In some cases, if you don't need to keep track the user ID being created/deleted or user properties changes with events, then you can simplify the template as described in this example to get rid of sending ‘$set’ events for users. The user Id can be extracted from the user-to-item events (eg. view events). You can find the complete source code in src/ directory.
This example engine is based on Similar Product Template version v0.1.3.
Please refer to http://docs.prediction.io/templates/similarproduct/quickstart/
There you can find several steps that we have done to modify original Similar Product template
For importing sample data, you can remove the following code that generates ‘$set’ events for entities with type ‘user’
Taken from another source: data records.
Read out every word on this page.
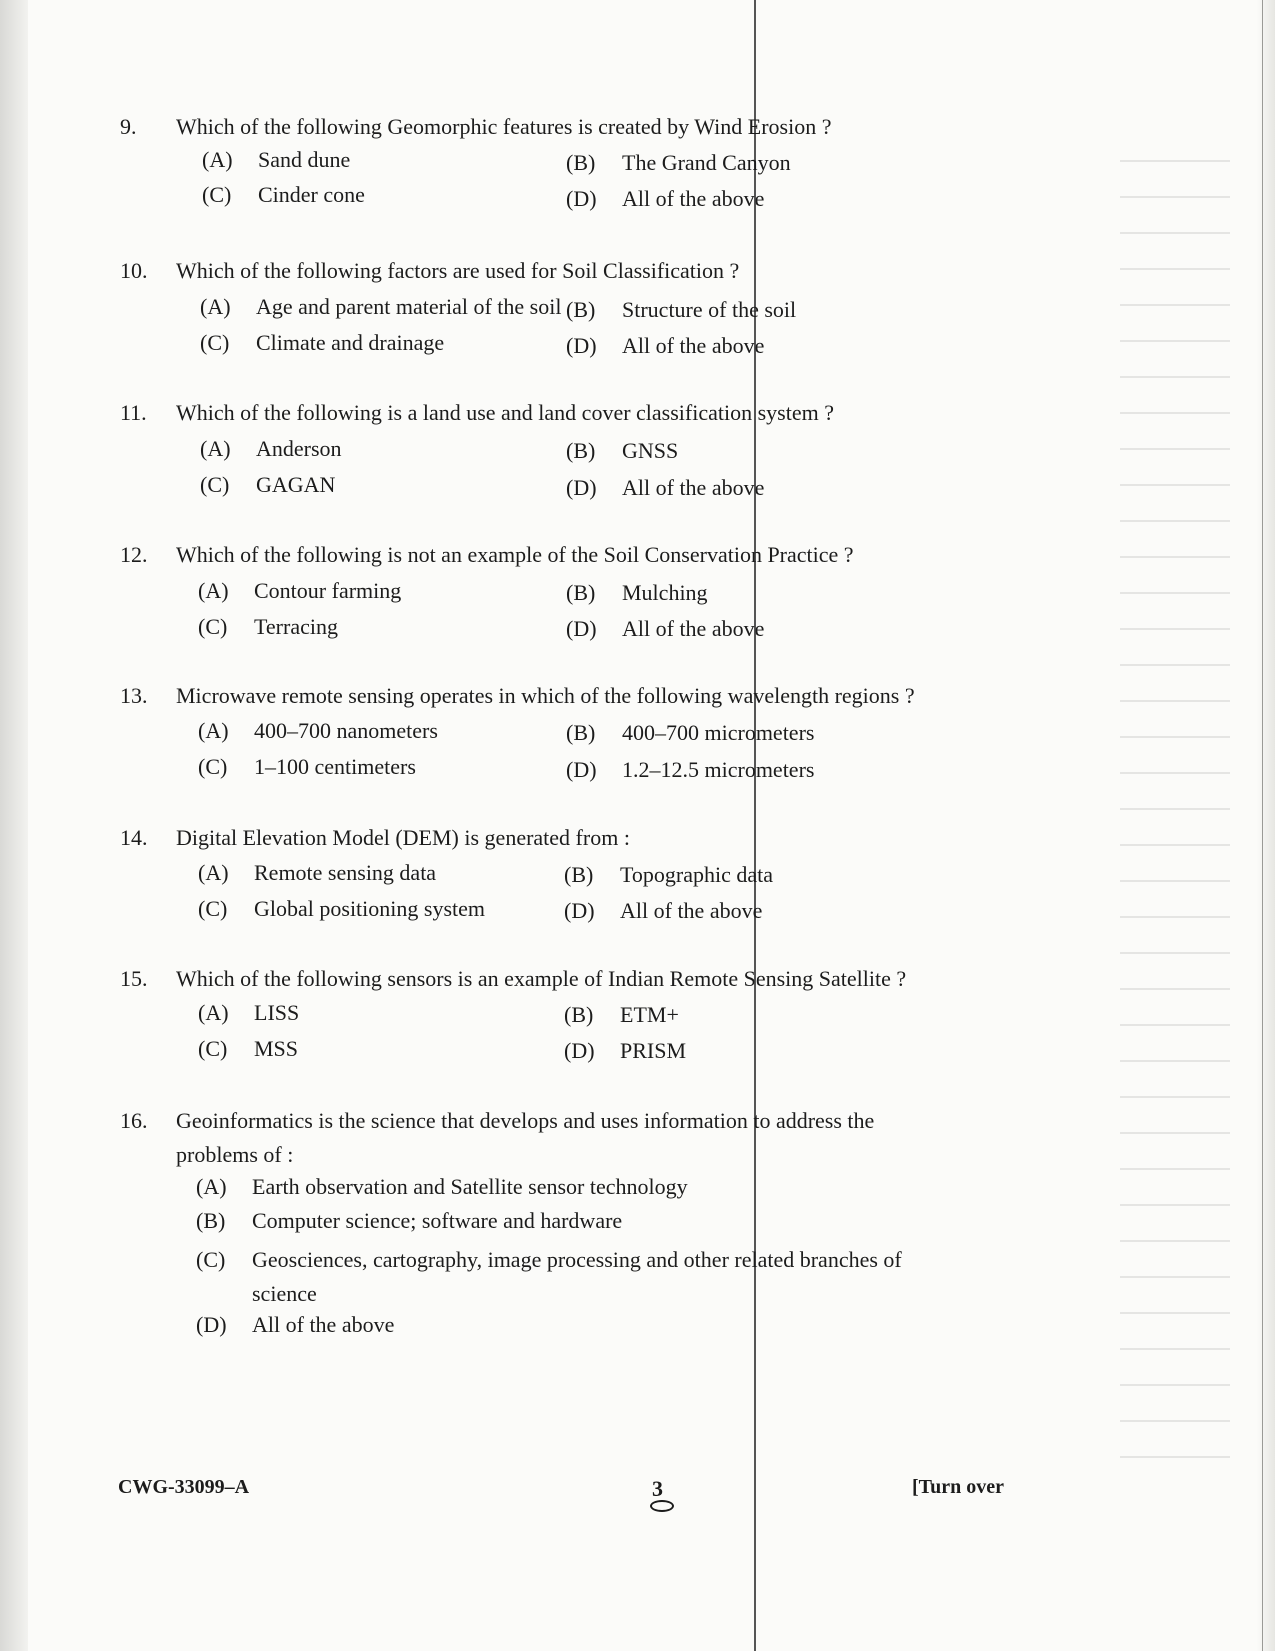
9.	Which of the following Geomorphic features is created by Wind Erosion ?
(A) Sand dune	(B) The Grand Canyon
(C) Cinder cone	(D) All of the above
10.	Which of the following factors are used for Soil Classification ?
(A) Age and parent material of the soil (B) Structure of the soil
(C) Climate and drainage	(D) All of the above
11.	Which of the following is a land use and land cover classification system ?
(A) Anderson	(B) GNSS
(C) GAGAN	(D) All of the above
12.	Which of the following is not an example of the Soil Conservation Practice ?
(A) Contour farming	(B) Mulching
(C) Terracing	(D) All of the above
13.	Microwave remote sensing operates in which of the following wavelength regions ?
(A) 400–700 nanometers	(B) 400–700 micrometers
(C) 1–100 centimeters	(D) 1.2–12.5 micrometers
14.	Digital Elevation Model (DEM) is generated from :
(A) Remote sensing data	(B) Topographic data
(C) Global positioning system	(D) All of the above
15.	Which of the following sensors is an example of Indian Remote Sensing Satellite ?
(A) LISS	(B) ETM+
(C) MSS	(D) PRISM
16.	Geoinformatics is the science that develops and uses information to address the problems of :
(A) Earth observation and Satellite sensor technology
(B) Computer science; software and hardware
(C)	Geosciences, cartography, image processing and other related branches of science
(D) All of the above
CWG-33099–A	3	[Turn over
for user_id in user_ids: print "Set user", user_id client.create_event( event="$set", entity_type="user", entity_id=user_id ) count += 1
Remove the following code
// create a RDD of (entityID, User) val usersRDD: RDD[(String, User)] = eventsDb.aggregateProperties( appId = dsp.appId, entityType = "user" )(sc).map { case (entityId, properties) => val user = try { User() } catch { case e: Exception => { logger.error(s"Failed to get properties ${properties} of" + s" user ${entityId}. Exception: ${e}.") throw e } } (entityId, user) }.cache()
Modify class ‘TrainingData’ that should looks like the following code:
class TrainingData( val items: RDD[(String, Item)], val viewEvents: RDD[ViewEvent] ) extends Serializable { override def toString = { s"items: [${items.count()} (${items.take(2).toList}...)]" + s"viewEvents: [${viewEvents.count()}] (${viewEvents.take(2).toList}...)" } }
Then fix compilation issue in invocation ‘TrainingData’ constructor that should looks like following:
new TrainingData( items = itemsRDD, viewEvents = viewEventsRDD )
We removed RDD with users from class ‘TrainingData’ at the previous step. So, we should apply the same changes for class ‘PreparedData’.
The file Preparator.scala should looks like the following code:
class Preparator extends PPreparator[TrainingData, PreparedData] { def prepare(sc: SparkContext, trainingData: TrainingData): PreparedData = { new PreparedData( items = trainingData.items, viewEvents = trainingData.viewEvents) } } class PreparedData( val items: RDD[(String, Item)], val viewEvents: RDD[ViewEvent] ) extends Serializable
Remove the following code:
require(!data.users.take(1).isEmpty, s"users in PreparedData cannot be empty." + " Please check if DataSource generates TrainingData" + " and Preprator generates PreparedData correctly.")
and modify the line where ‘userStringIntMap’ value is defined to extract the user ID from the viewEvents and create user String ID to Int Index BiMap. It should look like the following code:
val userStringIntMap = BiMap.stringInt(data.viewEvents.map(_.user))
$ pio build $ pio train $ pio deploy
After that you can try to make the same queries that were listed in the quickstart. The result will be the same.